Article Summary
- Nigeria sees a 41% increase in registered agents for mobile money payments.
- Mobile money account ownership in Nigeria grows from 16% to 22% in the past year.
- Mobile money transactions globally reach $1.26 trillion, with a 22% increase in transaction values.
There has been a 41% increase in the number of registered agents for mobile money payments in Nigeria according to a new report.
The report titled State of the Industry on Mobile Money Report 2023 was compiled by GSM Association (GSMA) and supported by the Bill & Belinda Gates Foundation.
Director-General of GSMA, Mats Granryd, remarked that
- “Some of the key contributors to the growth of mobile money in the past few years have been regulatory changes in large markets.

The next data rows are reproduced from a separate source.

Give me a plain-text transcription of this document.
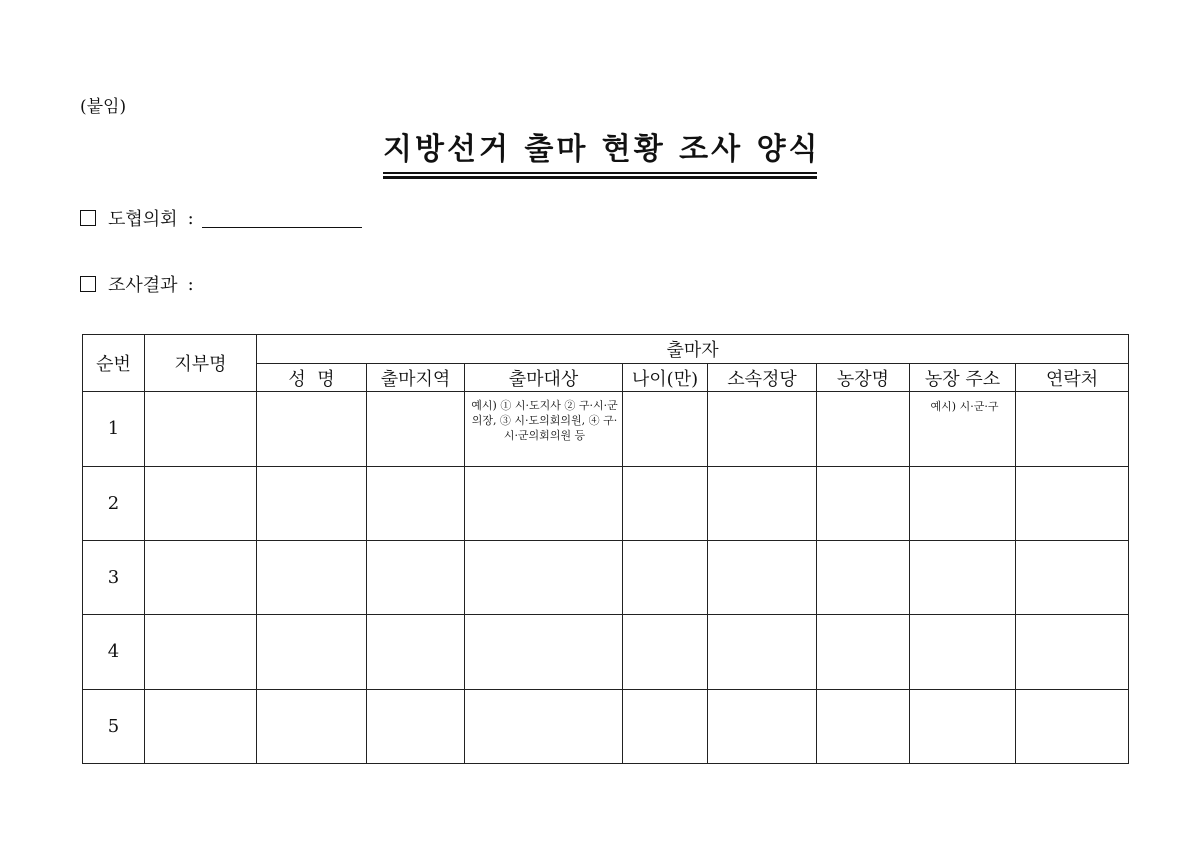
(붙임)
지방선거 출마 현황 조사 양식
도협의회 :
조사결과 :
순번	지부명	출마자							
		성  명	출마지역	출마대상	나이(만)	소속정당	농장명	농장 주소	연락처
1				예시) ① 시·도지사 ② 구·시·군의장, ③ 시·도의회의원, ④ 구·시·군의회의원 등				예시) 시·군·구	
2									
3									
4									
5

In Nigeria, for example, new licenses have seen many new mobile money players emerge, and with this a 41% growth in the number of registered agents”
Among all adults in Nigeria that are aware of mobile money and have used a mobile phone, mobile money account ownership has grown from 16% to 22% in the last year. Of all adults with a mobile money account, 88% have one registered in their name (a nine-percentage point increase year on year). The report says.
According to the reports, globally registered mobile money accounts grew by 13% year on year, from 1.4 billion in 2021 to 1.6 billion in 2022. However much of this growth happened in Sub-Saharan Africa where there is a 17 percent increase in registered accounts taking its number of users to 763 million.
Beyond users, financial transactions facilitated by Mobile Money also witnessed impressive growth within the period under review. According to the report, transaction values grew by 22% to $1.26 trillion up from around $ 1 trillion in 2021.
The report also featured how Mobile Money Platforms are helping users save funds. In 2022, around 60% of MMPs offered users a savings account. Half of these providers did not offer a savings product in 2021.
The World Bank Global Findex 2021 found that 15% of adults in Sub-Saharan Africa, or 39% of all mobile money account owners in the region, saved using a mobile money account.
Although women in low and middle-income countries are 28% less likely to own a mobile money account, the report offers some positives.
Mobile Money is also fostering financial inclusion of women and low-income earners in many emerging economies the report reveals.
More women have a mobile money account than ever before and are using it at a similar rate as men on a 30-day basis.
According to Mats Granryd;
- “It has also been encouraging to see that mobile money is contributing to closing the financial inclusion gender gap.
- According to the World Bank, more women than men now own a mobile money account in at least seven countries in Sub-Saharan Africa.”
However, there is a blight as the gender gap in account ownership in Nigeria and Pakistan has widened in recent times.
The Director-General of GSMA remarked on the phenomenon
- “While there is a lot more work to be done in this space, this is a hugely positive advancement when women have access to mobile phones and mobile money, they can increase their economic independence and strengthen their role as financial decision-makers.
- Mobile money is driving financial inclusion around the world. As it continues to grow, it offers an incredible opportunity to reach the 1.4 billion people who still do not have access to financial services.”
International remittance payments via mobile money also saw growth according to the report. There was a 28% year-on-year growth in mobile money-enabled international remittances.
Since the covid-19 pandemic, there has been a consistent upward trend in international remittance payments via mobile money. This is because of its speed, safety, and cost-effectiveness.
The authors of the report advised countries and entrepreneurs to keep designing safe and secure financial services for all as the world works towards a sustainable and resilient future where everyone is connected.